La folla in piazza Venceslao. Le vie deserte intorno al Cimitero Ebraico.
Sulla Moldava, piantato in mezzo alla collina, brutto piu' che la parola
possa esprimere, il monumento all'Armata Rossa. Dal teatro del
Conservatorio, la musica di un concerto; sulle gradinate, fra due leoni di
bronzo, studenti, ragazze, silenziosi.
Passammo qualche ora tra il Palazzo Reale, la Cattedrale e le vie di Mala
Strana. Nella Cattedrale, suonavano l'organo. Dietro l'abside passo', con
una eco aspra nei cortili, un picchetto di soldati. Il cielo era divenuto
altissimo. Il sole accese qua e la' vetri, cupole, campanili. Poi palazzi,
chiese, portali, statue, cartigli, tutta una splendida vegetazione barocca
parve mutarsi per alchimia in una materia fossile, un carbone sinistro.

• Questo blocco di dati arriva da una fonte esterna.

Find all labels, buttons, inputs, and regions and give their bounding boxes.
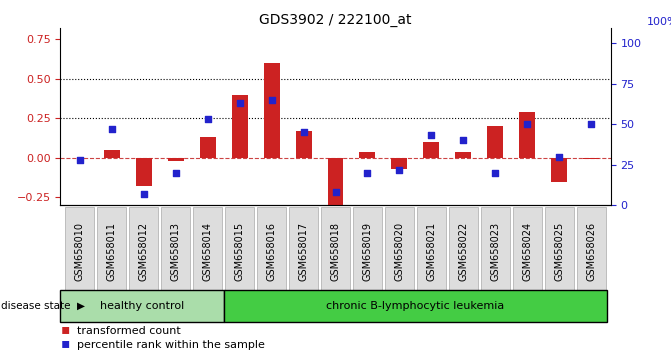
Text: GSM658025: GSM658025 — [554, 222, 564, 281]
Text: GSM658016: GSM658016 — [266, 222, 276, 281]
Text: GSM658012: GSM658012 — [139, 222, 148, 281]
Point — [362, 170, 373, 176]
Text: ▪: ▪ — [60, 322, 70, 336]
Bar — [519, 112, 535, 158]
Point — [586, 121, 597, 127]
Text: GSM658026: GSM658026 — [586, 222, 597, 281]
Bar — [264, 63, 280, 158]
Point — [234, 100, 245, 106]
Bar — [295, 131, 311, 158]
Point — [522, 121, 533, 127]
Point — [426, 133, 437, 138]
Text: GSM658019: GSM658019 — [362, 222, 372, 281]
Bar — [103, 150, 119, 158]
Point — [266, 97, 277, 103]
Text: GSM658023: GSM658023 — [491, 222, 501, 281]
Point — [138, 191, 149, 197]
Text: ▪: ▪ — [60, 336, 70, 350]
Text: transformed count: transformed count — [77, 326, 181, 336]
Bar — [360, 152, 376, 158]
Text: GSM658021: GSM658021 — [427, 222, 436, 281]
Text: GSM658015: GSM658015 — [235, 222, 244, 281]
Bar — [199, 137, 215, 158]
Point — [394, 167, 405, 172]
Bar — [552, 158, 568, 182]
Bar — [423, 142, 440, 158]
Point — [298, 130, 309, 135]
Title: GDS3902 / 222100_at: GDS3902 / 222100_at — [259, 13, 412, 27]
Point — [490, 170, 501, 176]
Bar — [168, 158, 184, 161]
Text: GSM658014: GSM658014 — [203, 222, 213, 281]
Text: 100%: 100% — [646, 17, 671, 27]
Point — [106, 126, 117, 132]
Text: GSM658022: GSM658022 — [458, 222, 468, 281]
Point — [554, 154, 565, 159]
Bar — [327, 158, 344, 207]
Text: GSM658018: GSM658018 — [331, 222, 340, 281]
Bar — [456, 152, 472, 158]
Bar — [136, 158, 152, 185]
Text: healthy control: healthy control — [100, 301, 184, 311]
Point — [74, 157, 85, 163]
Point — [202, 116, 213, 122]
Bar — [231, 95, 248, 158]
Point — [170, 170, 181, 176]
Point — [458, 138, 469, 143]
Text: disease state  ▶: disease state ▶ — [1, 301, 85, 311]
Text: GSM658017: GSM658017 — [299, 222, 309, 281]
Text: percentile rank within the sample: percentile rank within the sample — [77, 341, 265, 350]
Text: GSM658010: GSM658010 — [74, 222, 85, 281]
Text: GSM658020: GSM658020 — [395, 222, 405, 281]
Bar — [391, 158, 407, 169]
Text: GSM658011: GSM658011 — [107, 222, 117, 281]
Text: chronic B-lymphocytic leukemia: chronic B-lymphocytic leukemia — [326, 301, 505, 311]
Point — [330, 189, 341, 195]
Bar — [487, 126, 503, 158]
Bar — [583, 158, 599, 160]
Text: GSM658013: GSM658013 — [170, 222, 180, 281]
Text: GSM658024: GSM658024 — [523, 222, 532, 281]
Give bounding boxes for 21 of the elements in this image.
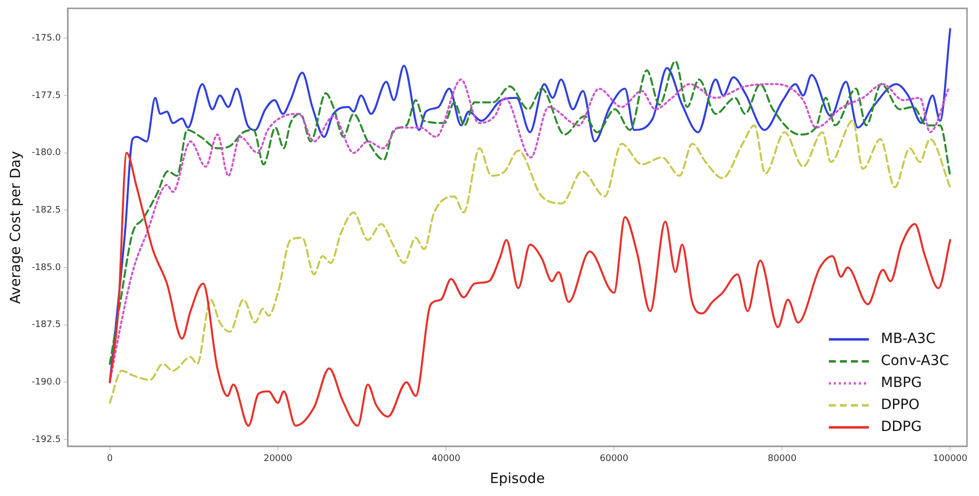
legend-label: DDPG (880, 419, 922, 436)
y-tick-label: -177.5 (32, 90, 61, 101)
legend-label: Conv-A3C (880, 353, 950, 370)
legend-label: DPPO (880, 397, 920, 414)
legend-label: MB-A3C (880, 331, 936, 348)
x-tick-label: 100000 (933, 454, 968, 464)
x-axis-title: Episode (490, 471, 545, 488)
y-tick-label: -175.0 (32, 34, 62, 44)
y-tick-label: -187.5 (32, 320, 61, 330)
legend-label: MBPG (880, 375, 922, 392)
x-tick-label: 20000 (264, 454, 292, 464)
y-tick-label: -185.0 (32, 262, 62, 273)
x-tick-label: 60000 (600, 454, 629, 464)
y-axis-title: Average Cost per Day (8, 150, 24, 304)
x-tick-label: 80000 (768, 454, 797, 464)
x-tick-label: 40000 (432, 454, 461, 464)
x-tick-label: 0 (106, 454, 113, 464)
y-tick-label: -180.0 (32, 148, 62, 158)
y-tick-label: -190.0 (32, 378, 62, 388)
y-tick-label: -182.5 (32, 206, 61, 216)
y-tick-label: -192.5 (32, 434, 61, 445)
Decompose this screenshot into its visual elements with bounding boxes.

Scendevo verso il fiume. Solo Venezia ho veduto, di novembre, annerire
cosi'. Le statue del ponte Carlo, le chiese che lo fronteggiano e poi, volte
buie, case sull'acqua, una tenebra nitida, ormai un diamante.
La sera finisce in una birreria o caffe', affollato, fumoso, dai divani di
velluto rosso; in discussioni sui prezzi scorti nelle vetrine, in calcoli
difficili di cambi e valute; in una stanza d'albergo disperata, forse la
stanza delle sguattere, fredda e sporca. Mi stringevo nella mente quella
nerissima gloria di cuspidi e croci, lanterne, stelle.
Varsavia e' un attimo, sotto l'aereo che scende: il grattacielo di tipo
sovietico nel centro della citta', il trapezio verde dove fu il Ghetto. Un
aeroporto semideserto. Poi, nel pomeriggio nuvoloso, la Bielorussia.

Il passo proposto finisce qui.